If I want an update on my mom's condition on a given day, I call the nursing station on the unit she's in. I know when the shift change is and when they have their AM staff meeting; they've told me that 9:30 to 9"45 is the best time to call to talk to Mom's nurse. I generally email the social worker or the rehab director with other issues.
The nurses do not get involved with day-to-day care. They do monitor health and ensure that doctor's orders are carried out. When we meet at care conferences we have discussed various medication changes and whether we'd like her to pursue some action with a doctor. We know she cannot make changes on her own.
The worst time of day for finding anything out is at shift changes! The focus is on getting the new shift up-to-date with what is doing on with the full range of patients. I found this to be true at all 3 shift changes. It is just not the right time for a family member to try to get information.
It is sometimes frustrating that a decision about care takes a while to reach all the people who need to know it. For example, when Mom had a catheter she kept pulling out, we decided that always wearing pajama bottoms would prevent that -- and it it! but only when the aides dressing her knew that. It was in her notes but aides don't always read notes when they are just dressing someone. We solved that by making and posting a big sign on her closet. The information really does get into the notes, but may not be available during shift change and may not be read by everyone on every shift every day.
Something like taking blood pressure several times a day has to be ordered by the physician. It cannot be ordered by a family member.
Part of a successful experience for a loved one in a nursing home is just getting familiar with who does what and what kind of orders they need to make changes.

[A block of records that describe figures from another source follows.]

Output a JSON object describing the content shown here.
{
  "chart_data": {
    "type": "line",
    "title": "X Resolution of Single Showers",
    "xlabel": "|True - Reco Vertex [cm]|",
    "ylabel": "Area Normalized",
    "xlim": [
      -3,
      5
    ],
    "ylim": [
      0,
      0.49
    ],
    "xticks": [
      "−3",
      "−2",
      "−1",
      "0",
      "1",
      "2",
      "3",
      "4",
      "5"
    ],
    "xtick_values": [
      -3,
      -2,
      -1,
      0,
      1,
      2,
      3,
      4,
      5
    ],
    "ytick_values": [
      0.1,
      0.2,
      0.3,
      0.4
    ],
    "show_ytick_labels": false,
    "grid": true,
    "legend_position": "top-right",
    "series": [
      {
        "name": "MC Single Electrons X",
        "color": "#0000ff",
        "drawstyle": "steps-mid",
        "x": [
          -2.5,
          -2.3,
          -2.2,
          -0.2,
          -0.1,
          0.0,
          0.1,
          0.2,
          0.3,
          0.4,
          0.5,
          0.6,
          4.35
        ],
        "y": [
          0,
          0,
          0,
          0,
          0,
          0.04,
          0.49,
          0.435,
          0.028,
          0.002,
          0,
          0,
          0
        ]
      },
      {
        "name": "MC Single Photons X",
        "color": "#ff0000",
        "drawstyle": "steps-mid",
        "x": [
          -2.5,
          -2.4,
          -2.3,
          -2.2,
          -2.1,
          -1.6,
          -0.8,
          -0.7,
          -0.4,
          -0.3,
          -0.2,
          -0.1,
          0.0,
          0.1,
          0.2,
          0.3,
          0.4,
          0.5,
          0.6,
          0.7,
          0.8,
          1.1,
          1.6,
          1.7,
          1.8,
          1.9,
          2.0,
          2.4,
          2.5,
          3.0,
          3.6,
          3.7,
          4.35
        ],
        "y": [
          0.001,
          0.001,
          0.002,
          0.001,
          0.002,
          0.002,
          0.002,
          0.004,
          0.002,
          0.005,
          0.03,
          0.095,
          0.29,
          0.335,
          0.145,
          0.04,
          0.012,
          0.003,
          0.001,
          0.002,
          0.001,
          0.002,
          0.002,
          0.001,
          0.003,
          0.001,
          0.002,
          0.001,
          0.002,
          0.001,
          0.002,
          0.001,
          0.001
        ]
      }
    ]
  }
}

Out of all you've said, my biggest concern would be that your mom is parked in the hall with no activities. Does the facility have activities? Would she be capable of participating? At my mom's nh there are scheduled activities every day. I have noticed that one blind lady enjoys the bingo sessions. Someone else has to watch the card for her, but she likes being in the room with others and gets excited when they tell her "you only need one more number" and loves it when she wins. A good facility will find ways to include as many people as possible in social activities. (On the other hand, Mom's last roommate refused to go to any of the activities.)
I suggest trying to pick out one or two things that seem inadequate to you. Try to work with the staff on that one item, not in an accusatory or complaining way, but by getting informed what their standards are, if they are having challenges in meeting their standards, if there is any way you can help, etc. Do let them know what you expect, but also listen to their explanations. A nurse must follow doctor's orders. You cannot blame her if the doctor hasn't ordered what you want but you can ask for her help in contacting the doctor. If after working with the staff you feel they are substandard on that item you can contact the ombudsman about it.
Personally, I wouldn't rush to find another place without working to try to make this one meet Mom's needs better. Moving is very difficult for persons with dementia.